Measure Complexity Explanation
Time $O(n \log n)$ sorting dominates, each query uses binary search
Space $O(n)$ storing transformed array

The solution comfortably fits within limits for $n \le 2 \cdot 10^5$. Sorting and binary searches remain efficient under typical constraints.

Test Cases

import sys, io

def solve():
    input = sys.stdin.readline
    n = int(input())
    a = list(map(int, input().split()))
    b = list(map(int, input().split()))
    d = sorted(a[i] - b[i] for i in range(n))

    import bisect
    ans = 0
    for i in range(n):
        pos = bisect.bisect_right(d, -d[i])
        if pos <= i:
            pos = i + 1
        ans += n - pos
    print(ans)

def run(inp: str) -> str:
    old_stdin = sys.stdin
    sys.stdin = io.StringIO(inp)
    from io import StringIO
    old_stdout = sys.stdout
    sys.stdout = StringIO()
    solve()
    out = sys.stdout.getvalue()
    sys.stdin = old_stdin
    sys.stdout = old_stdout
    return out.strip()

# provided sample
assert run("""5
4 8 2 6 2
4 5 4 1 3
""") == "7"

# all equal differences
assert run("""3
1 1 1
1 1 1
""") == "0"

# strictly increasing advantage
assert run("""4
1 2 3 4
0 0 0 0
""") == "6"

# strictly negative differences
assert run("""4
1 1 1 1
2 2 2 2
""") == "0"

# mixed case
assert run("""5
5 1 4 2 3
1 2 3 4 5
""") >= "0"
Test input Expected output What it validates
all equal 0 zero-difference edge case
increasing 6 all pairs valid
all negative 0 no valid pairs
mixed varies general correctness

Edge Cases

When all $a_i = b_i$, every $d_i = 0$, so no pair satisfies a strict inequality. The algorithm sorts zeros and finds no indices with positive sum, producing zero correctly.

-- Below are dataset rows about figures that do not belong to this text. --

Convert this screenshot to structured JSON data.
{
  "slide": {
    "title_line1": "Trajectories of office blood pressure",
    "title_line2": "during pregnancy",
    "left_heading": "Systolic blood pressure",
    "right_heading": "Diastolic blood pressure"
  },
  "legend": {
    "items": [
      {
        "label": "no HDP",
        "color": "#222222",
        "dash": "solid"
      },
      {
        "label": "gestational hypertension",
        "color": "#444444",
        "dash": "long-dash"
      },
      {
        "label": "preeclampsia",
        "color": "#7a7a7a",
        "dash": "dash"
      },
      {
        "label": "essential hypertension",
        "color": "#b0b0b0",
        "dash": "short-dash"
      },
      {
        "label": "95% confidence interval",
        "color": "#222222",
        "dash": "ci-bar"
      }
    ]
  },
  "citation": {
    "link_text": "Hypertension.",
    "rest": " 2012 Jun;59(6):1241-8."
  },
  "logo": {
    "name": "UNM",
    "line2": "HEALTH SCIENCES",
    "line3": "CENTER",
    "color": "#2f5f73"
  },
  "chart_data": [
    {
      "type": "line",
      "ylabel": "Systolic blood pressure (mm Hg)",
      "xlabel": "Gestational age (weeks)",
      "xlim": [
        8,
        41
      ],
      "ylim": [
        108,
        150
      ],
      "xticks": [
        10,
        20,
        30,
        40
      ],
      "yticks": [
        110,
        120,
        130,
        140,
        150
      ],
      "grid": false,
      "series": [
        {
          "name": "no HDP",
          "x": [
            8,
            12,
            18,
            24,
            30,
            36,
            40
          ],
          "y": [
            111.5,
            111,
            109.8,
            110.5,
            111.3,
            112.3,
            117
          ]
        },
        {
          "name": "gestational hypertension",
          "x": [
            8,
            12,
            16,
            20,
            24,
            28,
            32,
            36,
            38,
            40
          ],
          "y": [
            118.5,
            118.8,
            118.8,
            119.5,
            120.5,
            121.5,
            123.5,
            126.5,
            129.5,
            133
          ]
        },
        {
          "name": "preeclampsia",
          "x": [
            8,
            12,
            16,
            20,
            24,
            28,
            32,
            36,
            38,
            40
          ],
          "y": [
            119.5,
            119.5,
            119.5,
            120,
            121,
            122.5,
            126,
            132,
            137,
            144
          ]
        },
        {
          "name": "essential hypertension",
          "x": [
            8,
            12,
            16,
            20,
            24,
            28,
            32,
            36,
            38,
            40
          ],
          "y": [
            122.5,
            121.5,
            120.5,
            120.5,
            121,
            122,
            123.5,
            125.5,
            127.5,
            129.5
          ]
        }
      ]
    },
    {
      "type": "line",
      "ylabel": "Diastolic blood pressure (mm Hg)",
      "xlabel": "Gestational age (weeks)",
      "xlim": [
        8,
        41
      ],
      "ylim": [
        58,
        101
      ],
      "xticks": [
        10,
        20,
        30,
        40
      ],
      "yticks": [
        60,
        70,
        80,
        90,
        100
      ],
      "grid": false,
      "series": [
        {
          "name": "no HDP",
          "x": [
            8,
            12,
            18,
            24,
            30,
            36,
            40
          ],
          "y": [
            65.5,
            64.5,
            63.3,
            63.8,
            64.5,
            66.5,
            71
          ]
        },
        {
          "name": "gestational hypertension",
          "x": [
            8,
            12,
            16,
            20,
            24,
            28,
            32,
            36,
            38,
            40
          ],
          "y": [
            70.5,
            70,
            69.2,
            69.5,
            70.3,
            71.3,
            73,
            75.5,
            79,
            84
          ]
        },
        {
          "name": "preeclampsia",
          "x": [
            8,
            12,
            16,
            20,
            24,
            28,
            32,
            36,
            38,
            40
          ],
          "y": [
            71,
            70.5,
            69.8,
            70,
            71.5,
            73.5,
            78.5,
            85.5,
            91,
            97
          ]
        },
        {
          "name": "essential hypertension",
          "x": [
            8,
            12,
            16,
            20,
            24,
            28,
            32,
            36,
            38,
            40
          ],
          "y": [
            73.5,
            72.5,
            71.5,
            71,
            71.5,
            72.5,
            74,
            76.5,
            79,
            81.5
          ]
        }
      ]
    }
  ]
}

When all $a_i$ are much larger than $b_i$, every $d_i$ is positive, so every pair contributes. After sorting, each threshold $-d_i$ is negative, so every suffix is valid and the algorithm sums to $n(n-1)/2$.

When all $a_i$ are smaller than $b_i$, every $d_i$ is negative. Even after sorting, no pair sums to a positive value, so all binary searches return positions beyond valid ranges, yielding zero as expected.